Apesar do cenário desafiador, aparentes perdas e infortúnios podem se constituir em verdadeiras bênçãos, sob o ponto de vista do desenvolvimento humano. Nas palavras de Abdruschin: “Só a necessidade leva muitas criaturas humanas ao despertar e ao movimento.” Acostumamo-nos demasiadamente ao familiar e previsível, esquecendo-nos de que a finalidade de nossa passagem pela Terra não se reduz à dimensão material, aos bens, posições e relacionamentos que conseguimos amealhar.

Abdruschin ressalta que: “Só tem finalidade e proveito para o ser humano, o que não devemos tomar aqui na acepção do corpo material, aquilo que durante sua existência terrena atuou com bastante profundidade, imprimindo-lhe na alma seu cunho particular, indelével e permanente. Somente tais impressões têm influência sobre a formação da alma humana, e assim, prosseguindo, influem também sobre a evolução do espírito em seu desenvolvimento permanente.” Somente as ligações e vivências que tocaram verdadeiramente o íntimo do ser humano, para além de todas as aparências e interesses egoísticos, resistirão aos ciclos de transformação que caracterizam a existência.

As alterações da normalidade cotidiana convidam à reflexão e ao movimento, tantas vezes paralisados pela segurança e pelo conforto... Nessas situações, algumas pessoas são levadas a perceber que, apesar de todas as mudanças exteriores, há algo que permanece. Há uma essência que perdura, de onde brota a força e a confiança para enfrentar os desafios, constituindo a fonte da autêntica segurança – uma vez que aspira à eternidade.
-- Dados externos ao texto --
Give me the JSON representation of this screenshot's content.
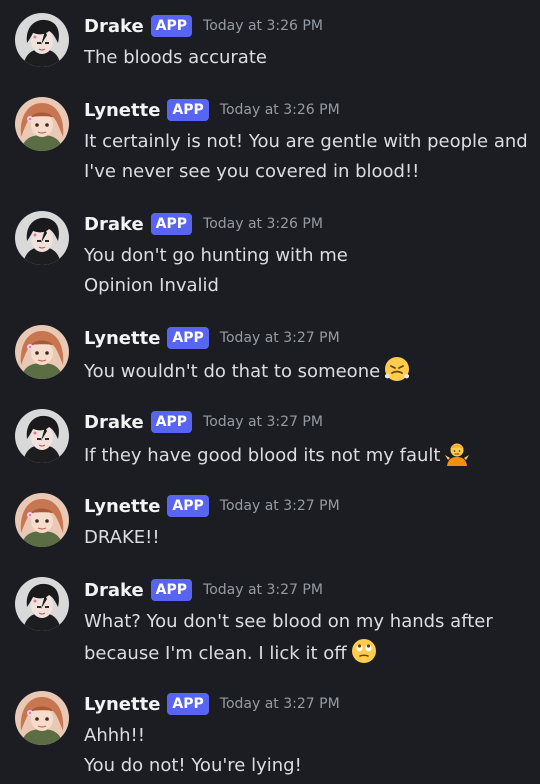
{
  "messages": [
    {
      "author": "Drake",
      "badge": "APP",
      "timestamp": "Today at 3:26 PM",
      "lines": [
        "The bloods accurate"
      ],
      "emoji": null
    },
    {
      "author": "Lynette",
      "badge": "APP",
      "timestamp": "Today at 3:26 PM",
      "lines": [
        "It certainly is not! You are gentle with people and",
        "I've never see you covered in blood!!"
      ],
      "emoji": null
    },
    {
      "author": "Drake",
      "badge": "APP",
      "timestamp": "Today at 3:26 PM",
      "lines": [
        "You don't go hunting with me",
        "Opinion Invalid"
      ],
      "emoji": null
    },
    {
      "author": "Lynette",
      "badge": "APP",
      "timestamp": "Today at 3:27 PM",
      "lines": [
        "You wouldn't do that to someone"
      ],
      "emoji": "face-with-steam-from-nose"
    },
    {
      "author": "Drake",
      "badge": "APP",
      "timestamp": "Today at 3:27 PM",
      "lines": [
        "If they have good blood its not my fault"
      ],
      "emoji": "person-shrugging"
    },
    {
      "author": "Lynette",
      "badge": "APP",
      "timestamp": "Today at 3:27 PM",
      "lines": [
        "DRAKE!!"
      ],
      "emoji": null
    },
    {
      "author": "Drake",
      "badge": "APP",
      "timestamp": "Today at 3:27 PM",
      "lines": [
        "What? You don't see blood on my hands after",
        "because I'm clean. I lick it off"
      ],
      "emoji": "face-with-rolling-eyes"
    },
    {
      "author": "Lynette",
      "badge": "APP",
      "timestamp": "Today at 3:27 PM",
      "lines": [
        "Ahhh!!",
        "You do not! You're lying!"
      ],
      "emoji": null
    }
  ],
  "colors": {
    "background": "#1c1d22",
    "badge": "#5865f2",
    "username": "#f2f3f5",
    "timestamp": "#959ba3",
    "message_text": "#dbdee1"
  }
}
É interessante observar como a maioria das pessoas conduz seu dia a dia: evitando, de todas as formas, cogitar que um dia tudo isso irá acabar... Isto é, que precisaremos nos despedir desse plano material. “Certamente não existe nenhum acontecimento que, apesar de sua inevitabilidade, seja sempre de novo posto tão de lado nos pensamentos, como a morte. Mas também certamente nenhum acontecimento existe tão importante na vida terrena, a não ser o do nascimento. Contudo, é bem notório que o ser humano queira se ocupar tão pouco exatamente com o começo e o fim de sua existência terrena, ao passo que a todos os outros acontecimentos, mesmo os de importância totalmente secundária, queira emprestar significação profunda.”, analisa Abdruschin.

Tomar a inevitabilidade da morte em consideração, refletir sobre a necessidade humana de um dia partir deste plano existencial, pode trazer nova luz aos acontecimentos diários. Ou será que é imprescindível passar por um “susto” – uma doença, um acidente ou qualquer outro evento que evidencie nossa fragilidade e finitude – para repensar nossas prioridades e escolhas na vida?

Flores que fenecem... O apego excessivo a aspectos transitórios parece uma atitude pueril, em face de uma abordagem mais realista da destinação humana. Cada pessoa precisa galgar degrau a degrau sua singular trajetória de desenvolvimento, com seus próprios passos e esforços... Porém, no turbilhão de estímulos do caminho, é preciso apurar o olhar para diferenciar as pétalas que o vento levará dos valores permanentes, buscando um sentido espiritualizado para a existência.